Fellow strugglers Sunderland will also be missing three key players for at least the most part of this month, with Lamine Koné and Wahbi Khazri – two key players in the North East side’s great escape last season – set to feature for the Ivory Coast and Egypt respectively, while Gabonese midfielder Ibrahim Ndong prepares to represent his own nation on home soil.
Also losing three men to the Cup of Nations are Stoke City (Wilfried Bony, Ramadan Sobhi, and Mame Biram Diouf), Watford (Brice Dja Djédjé, Nordin Amrabat, and Adlène Guedioura), and West Ham (André Ayew, Sofiane Feghouli, and Cheikhou Kouyaté), with, based on current form, the latter appearing to be suffering the greatest loss of all the aforementioned sides.
In terms of those teams fighting at the ‘right’ end of the Premier League table, the competition would appear to have benefitted current title favourites Chelsea, with Coach Antonio Conte fortunate enough to have a full squad remaining in England throughout the course of the tournament.
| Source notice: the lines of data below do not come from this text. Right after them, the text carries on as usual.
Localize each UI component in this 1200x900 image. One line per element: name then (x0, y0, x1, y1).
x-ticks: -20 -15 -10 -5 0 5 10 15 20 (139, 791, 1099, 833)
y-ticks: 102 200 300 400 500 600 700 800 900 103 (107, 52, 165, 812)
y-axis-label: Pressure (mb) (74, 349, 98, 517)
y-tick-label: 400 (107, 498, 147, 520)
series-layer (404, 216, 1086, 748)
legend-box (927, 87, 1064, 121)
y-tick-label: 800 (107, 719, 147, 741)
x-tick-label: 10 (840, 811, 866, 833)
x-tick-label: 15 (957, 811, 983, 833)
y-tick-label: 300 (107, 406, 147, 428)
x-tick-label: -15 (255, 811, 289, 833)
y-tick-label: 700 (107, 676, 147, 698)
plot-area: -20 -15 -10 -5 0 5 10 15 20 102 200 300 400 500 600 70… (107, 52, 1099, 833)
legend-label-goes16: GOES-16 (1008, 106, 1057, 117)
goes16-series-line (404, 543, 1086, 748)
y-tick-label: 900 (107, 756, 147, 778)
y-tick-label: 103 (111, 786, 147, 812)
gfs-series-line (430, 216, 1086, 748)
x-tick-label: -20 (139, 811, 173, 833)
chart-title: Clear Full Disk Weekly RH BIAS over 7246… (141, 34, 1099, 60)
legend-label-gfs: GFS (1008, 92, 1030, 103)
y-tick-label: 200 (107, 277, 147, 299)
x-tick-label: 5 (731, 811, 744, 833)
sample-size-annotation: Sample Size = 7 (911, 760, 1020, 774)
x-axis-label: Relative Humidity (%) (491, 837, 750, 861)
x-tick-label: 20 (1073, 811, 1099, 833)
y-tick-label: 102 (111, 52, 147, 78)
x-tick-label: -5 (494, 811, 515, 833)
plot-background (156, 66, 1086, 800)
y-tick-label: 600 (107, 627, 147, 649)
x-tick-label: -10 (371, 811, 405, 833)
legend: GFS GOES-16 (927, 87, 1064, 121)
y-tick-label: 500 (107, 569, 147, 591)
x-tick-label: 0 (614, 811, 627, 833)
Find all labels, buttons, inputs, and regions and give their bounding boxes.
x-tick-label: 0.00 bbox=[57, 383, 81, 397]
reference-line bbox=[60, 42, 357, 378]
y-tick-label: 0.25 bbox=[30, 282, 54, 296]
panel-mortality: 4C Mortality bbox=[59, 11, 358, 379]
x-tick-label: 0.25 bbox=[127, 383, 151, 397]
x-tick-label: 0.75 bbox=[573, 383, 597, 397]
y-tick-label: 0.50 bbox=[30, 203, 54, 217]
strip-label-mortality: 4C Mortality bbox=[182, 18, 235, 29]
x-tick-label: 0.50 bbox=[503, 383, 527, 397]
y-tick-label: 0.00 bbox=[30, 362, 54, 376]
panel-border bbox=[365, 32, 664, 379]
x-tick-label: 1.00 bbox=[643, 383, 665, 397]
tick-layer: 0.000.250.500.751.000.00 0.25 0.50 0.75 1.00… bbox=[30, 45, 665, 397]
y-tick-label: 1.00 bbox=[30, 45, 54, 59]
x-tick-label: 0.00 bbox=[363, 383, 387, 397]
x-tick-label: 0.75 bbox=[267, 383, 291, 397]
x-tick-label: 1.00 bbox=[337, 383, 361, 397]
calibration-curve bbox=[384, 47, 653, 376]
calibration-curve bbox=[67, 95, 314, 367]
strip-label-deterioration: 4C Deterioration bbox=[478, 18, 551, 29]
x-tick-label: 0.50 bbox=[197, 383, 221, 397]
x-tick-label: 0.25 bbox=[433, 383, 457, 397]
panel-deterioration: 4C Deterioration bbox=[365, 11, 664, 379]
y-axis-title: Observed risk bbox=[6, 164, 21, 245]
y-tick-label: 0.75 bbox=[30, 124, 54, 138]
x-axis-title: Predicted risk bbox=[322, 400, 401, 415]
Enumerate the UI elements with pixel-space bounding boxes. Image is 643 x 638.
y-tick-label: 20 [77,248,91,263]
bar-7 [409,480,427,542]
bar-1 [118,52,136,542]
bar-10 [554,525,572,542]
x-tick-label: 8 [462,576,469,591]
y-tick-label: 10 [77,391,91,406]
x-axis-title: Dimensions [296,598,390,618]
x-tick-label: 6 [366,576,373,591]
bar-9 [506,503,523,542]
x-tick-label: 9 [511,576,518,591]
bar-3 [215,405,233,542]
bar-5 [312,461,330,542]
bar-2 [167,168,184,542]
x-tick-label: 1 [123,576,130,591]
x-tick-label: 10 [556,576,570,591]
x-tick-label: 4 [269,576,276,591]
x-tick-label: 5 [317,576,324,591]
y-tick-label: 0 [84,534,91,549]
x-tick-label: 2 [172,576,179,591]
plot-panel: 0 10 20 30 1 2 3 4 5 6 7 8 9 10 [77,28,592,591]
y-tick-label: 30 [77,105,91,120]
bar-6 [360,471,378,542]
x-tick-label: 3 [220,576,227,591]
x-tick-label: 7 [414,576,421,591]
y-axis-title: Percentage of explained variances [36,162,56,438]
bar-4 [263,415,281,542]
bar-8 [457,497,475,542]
Such a luxury has rarely been given to Chelsea managers in recent years, with the likes of Didier Drogba, Michael Essien and Samuel Eto’o all representing their respective countries at previous tournaments.
AFCON will also be welcomed by Manchester City boss Pep Guardiola, as he holds on to first team regulars Kelechi Iheanacho and Yaya Touré, who are both staying at home after the former’s national side Nigeria astonishingly failed to qualify for Gabon 2017, while the latter retired from international football in September of last year, having competed at six AFCONs and captained his side to victory at the event back in 2015.
Current top four rivals Arsenal, Liverpool and Manchester United do not share in Chelsea and Manchester City’s good fortunes however, with all three losing key first-team names to the tournament.
Arsenal boss Arsène Wenger will be without Egyptian midfielder Mohamed Elneny – who adds to the Frenchman’s worries since news of Mesut Özil’s illness that is keeping the German on the side-lines – Liverpool’s Jürgen Klopp will be without in-form winger and serious goal threat Sadio Mané, while Manchester United boss José Mourinho has explicitly announced his frustration over the absence of Ivory Coast defender Eric Bailly.
Of the five Ivorian’s called up ahead of the 31st edition of Africa’s premier international football event, one of the most visible names on the list is Crystal Palace winger Wilfried Zaha, who has overlooked Gareth Southgate’s attempts to convince him to play for England by accepting manager Michel Dussuyer’s request for him to play for his country of birth – even after representing the Three Lions on two occasions, with appearances in both 2012 and 2013.
A total of 24 players will be leaving their respective Premier League clubs to compete in Gabon over the course of the next month, with both the Ivory Coast and Algeria boasting five players from the English top division, while Senegal and Egypt ‘steal’ a further three.
And so the question of whether the African Cup of Nations should become a quadrennial or summer tournament looks set to commence one more, and, based on the evidence above, it would appear that few Premier League managers would be against such changes to the competition, as they look to avoid the potentially devastating effects that such absences can have over what is known to be an incredibly demanding New Year period.